S: 7:16pm (western time) – 11:15am (Taiwan time)
Today, I reached Taiwan. During, and after the trip, I was scared. I was unprepared. It was my first time going to an airport ….
S: 3:24am west. time
I feel very angry right now. Why? Because I can sense that no one really loves me, except my mom. When I go out into the vast city streets, I can feel ignorance, and hate. I feel that no one really cares about me. Yes, even through people interact more, they don’t interact with me. I see gold but I can’t get any, which makes me sadder. I hear loud motorcycles, cars, honks, etc, and I wonder if Taiwan is really a good place to live. In my option, Taiwan is a place of human interaction and nature. You need to feel very human to be there. It is not a place for those who need less socialization.

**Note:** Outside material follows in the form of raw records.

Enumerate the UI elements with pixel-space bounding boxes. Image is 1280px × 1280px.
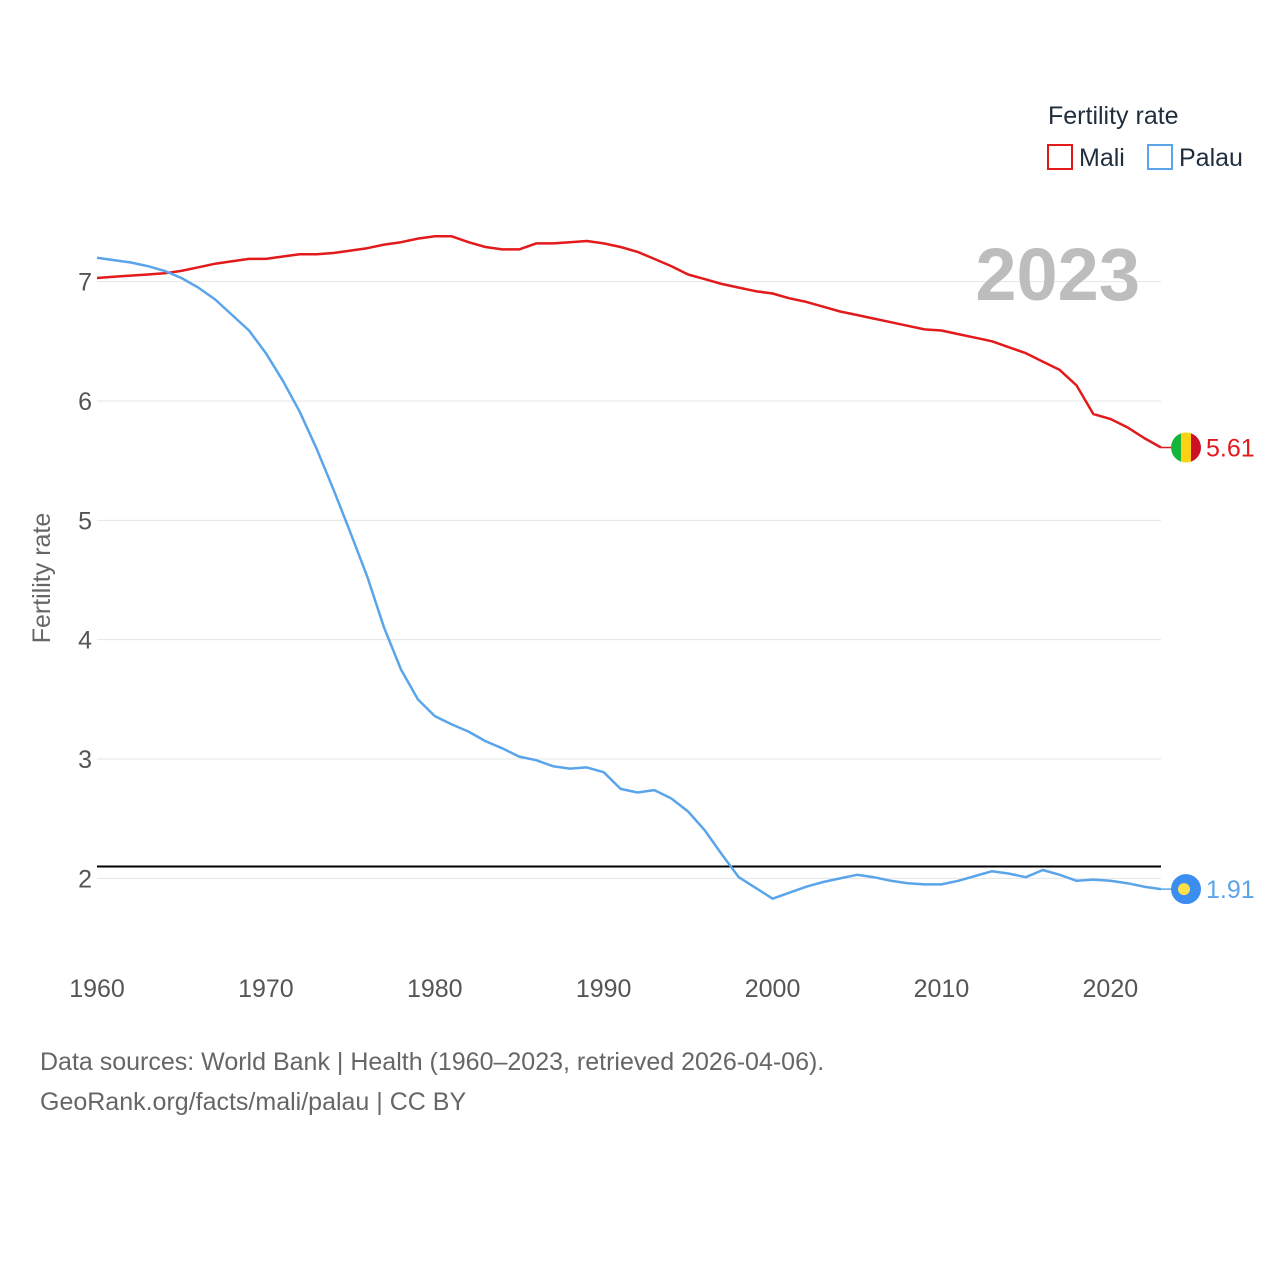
x-tick-label: 1960 [69, 975, 125, 1003]
legend-item-palau[interactable]: Palau [1147, 144, 1243, 172]
grid-layer [97, 281, 1161, 879]
endpoint-layer: 5.61 1.91 [1161, 432, 1255, 905]
y-tick-label: 4 [78, 627, 92, 655]
legend-label-mali: Mali [1079, 144, 1125, 172]
flag-icon-mali [1171, 432, 1201, 463]
y-tick-label: 5 [78, 507, 92, 535]
series-layer [96, 235, 1162, 900]
year-label: 2023 [975, 233, 1140, 316]
y-tick-label: 6 [78, 388, 92, 416]
x-tick-label: 1970 [238, 975, 294, 1003]
credit-link[interactable]: GeoRank.org/facts/mali/palau | CC BY [40, 1088, 467, 1116]
footer: Data sources: World Bank | Health (1960–… [40, 1042, 824, 1122]
series-line-mali[interactable] [96, 235, 1162, 449]
series-line-palau[interactable] [96, 256, 1162, 900]
legend: Fertility rate Mali Palau [1047, 102, 1243, 172]
data-sources-text: Data sources: World Bank | Health (1960–… [40, 1048, 825, 1076]
x-tick-label: 1990 [576, 975, 632, 1003]
y-tick-label: 7 [78, 269, 92, 297]
y-axis-title: Fertility rate [28, 513, 56, 644]
x-tick-label: 2010 [914, 975, 970, 1003]
flag-icon-palau [1171, 874, 1201, 905]
end-value-label-mali: 5.61 [1206, 435, 1255, 463]
legend-swatch-palau [1147, 144, 1173, 170]
y-tick-label: 2 [78, 865, 92, 893]
legend-title: Fertility rate [1048, 102, 1179, 130]
x-tick-label: 2020 [1083, 975, 1139, 1003]
x-tick-label: 1980 [407, 975, 463, 1003]
axis-layer: 2 3 4 5 6 7 1960 1970 1980 1990 2000 2010 2020 [69, 269, 1138, 1003]
legend-label-palau: Palau [1179, 144, 1243, 172]
y-tick-label: 3 [78, 746, 92, 774]
x-tick-label: 2000 [745, 975, 801, 1003]
legend-swatch-mali [1047, 144, 1073, 170]
legend-item-mali[interactable]: Mali [1047, 144, 1125, 172]
end-value-label-palau: 1.91 [1206, 876, 1255, 904]
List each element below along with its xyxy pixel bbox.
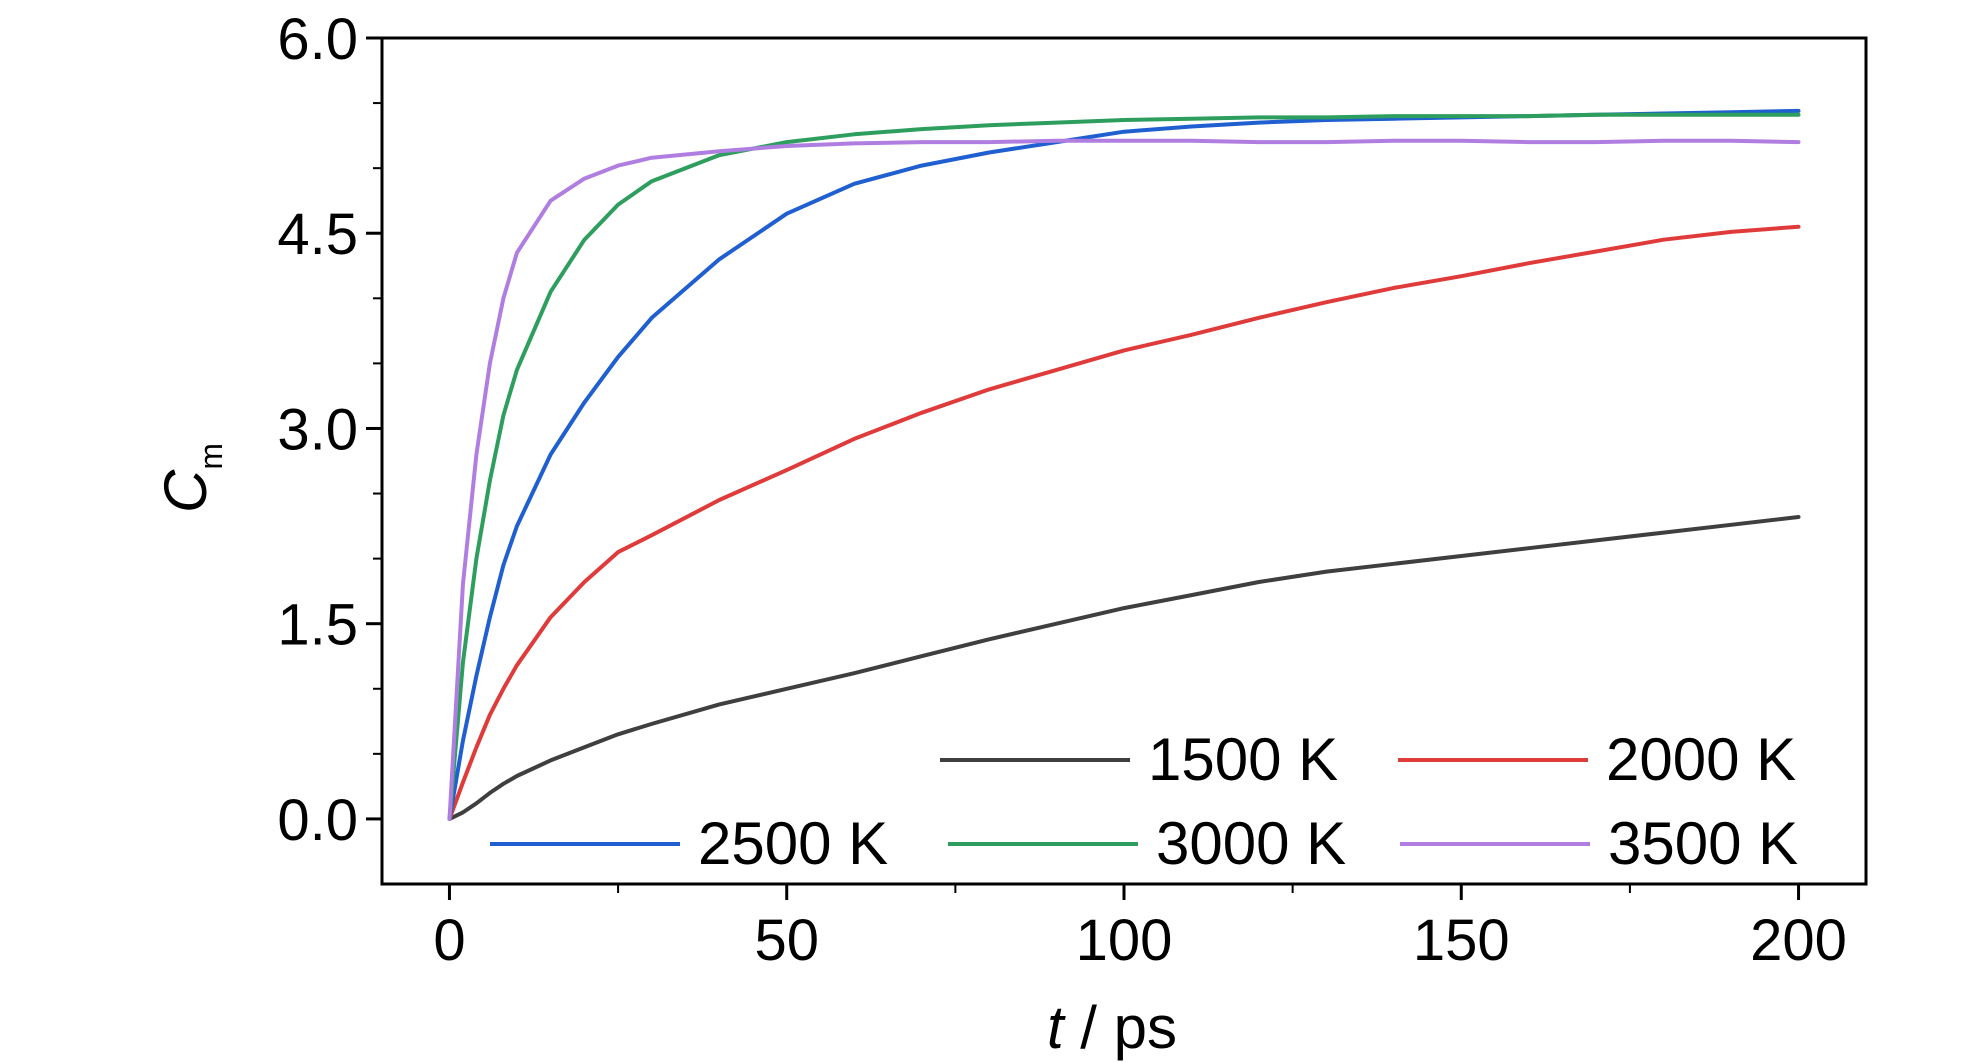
x-axis-title-italic: t <box>1047 994 1066 1061</box>
y-axis: 0.0 1.5 3.0 4.5 6.0 <box>277 7 382 853</box>
legend-label-1500-k: 1500 K <box>1148 726 1338 793</box>
x-axis-title-unit: / ps <box>1064 994 1177 1061</box>
y-tick-label: 0.0 <box>277 788 358 853</box>
x-axis: 0 50 100 150 200 <box>433 884 1847 973</box>
y-tick-label: 4.5 <box>277 202 358 267</box>
y-tick-label: 1.5 <box>277 593 358 658</box>
y-axis-title-subscript: m <box>193 443 229 470</box>
y-axis-title-main: C <box>152 469 219 513</box>
series-line-2000-k <box>447 224 1801 821</box>
series-line-2500-k <box>447 108 1801 821</box>
x-tick-label: 50 <box>754 908 819 973</box>
y-tick-label: 6.0 <box>277 7 358 72</box>
x-tick-label: 100 <box>1076 908 1173 973</box>
legend-label-3500-k: 3500 K <box>1608 810 1798 877</box>
series-line-3500-k <box>447 138 1801 821</box>
y-axis-title: Cm <box>152 443 229 513</box>
x-axis-title: t / ps <box>1047 994 1177 1061</box>
x-tick-label: 150 <box>1413 908 1510 973</box>
x-tick-label: 200 <box>1750 908 1847 973</box>
series-line-1500-k <box>447 515 1801 821</box>
legend: 1500 K 2000 K 2500 K 3000 K 3500 K <box>490 726 1798 877</box>
series-lines <box>447 108 1801 821</box>
series-line-3000-k <box>447 112 1801 821</box>
y-tick-label: 3.0 <box>277 397 358 462</box>
x-tick-label: 0 <box>433 908 465 973</box>
legend-label-2000-k: 2000 K <box>1606 726 1796 793</box>
axes: 0 50 100 150 200 0.0 1.5 3.0 4.5 6.0 <box>277 7 1868 973</box>
legend-label-3000-k: 3000 K <box>1156 810 1346 877</box>
legend-label-2500-k: 2500 K <box>698 810 888 877</box>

And, I just heard a trash car playing what? Yes, it is playing the tune of an ice cream truck. Heh, why would a garbage truck play such a sweet melody?
And I feel that people here, especally students, all seem to be “smarter” than me. They tend to have a “superior” way of living. For me, who is raised in America, they treat me as if they are smarter than me. That may be true, but do they really need to show off? A human way of living expresses human sinful attributes such as pride.
And I realized that my own parents, from my mom’s side, are not the perfect loving parent I thought them to be. My grandpa hurts others without knowing it. He ignored me when I talked to him about the superiority of education in Taiwan compared to the US. He said that I earn little money in America from working. Why would he say those things? I think he said them to hurt me. To put me down. I responded back by saying that I earn more money in the US than in Taiwan, but unfortantly, the main target of my attack, my grandpa, was in the bathroom.
Back to the my main journal topic, I feel humans, and thus people, love only those who deserve to be loved. And how do you deserve to be loved? By being disciplined, and useful to society. If you are not, this society will hate you. It would shun you. Even if you are needed by society, individual people may hate you. If you are not needed by society, than nobody will love you. Only a fool, and maybe your parents may stll love you. Jesus said that if you do good to one of the least of men, you did it to me. The Taiwanese society and people are guilty of transgressing this sin.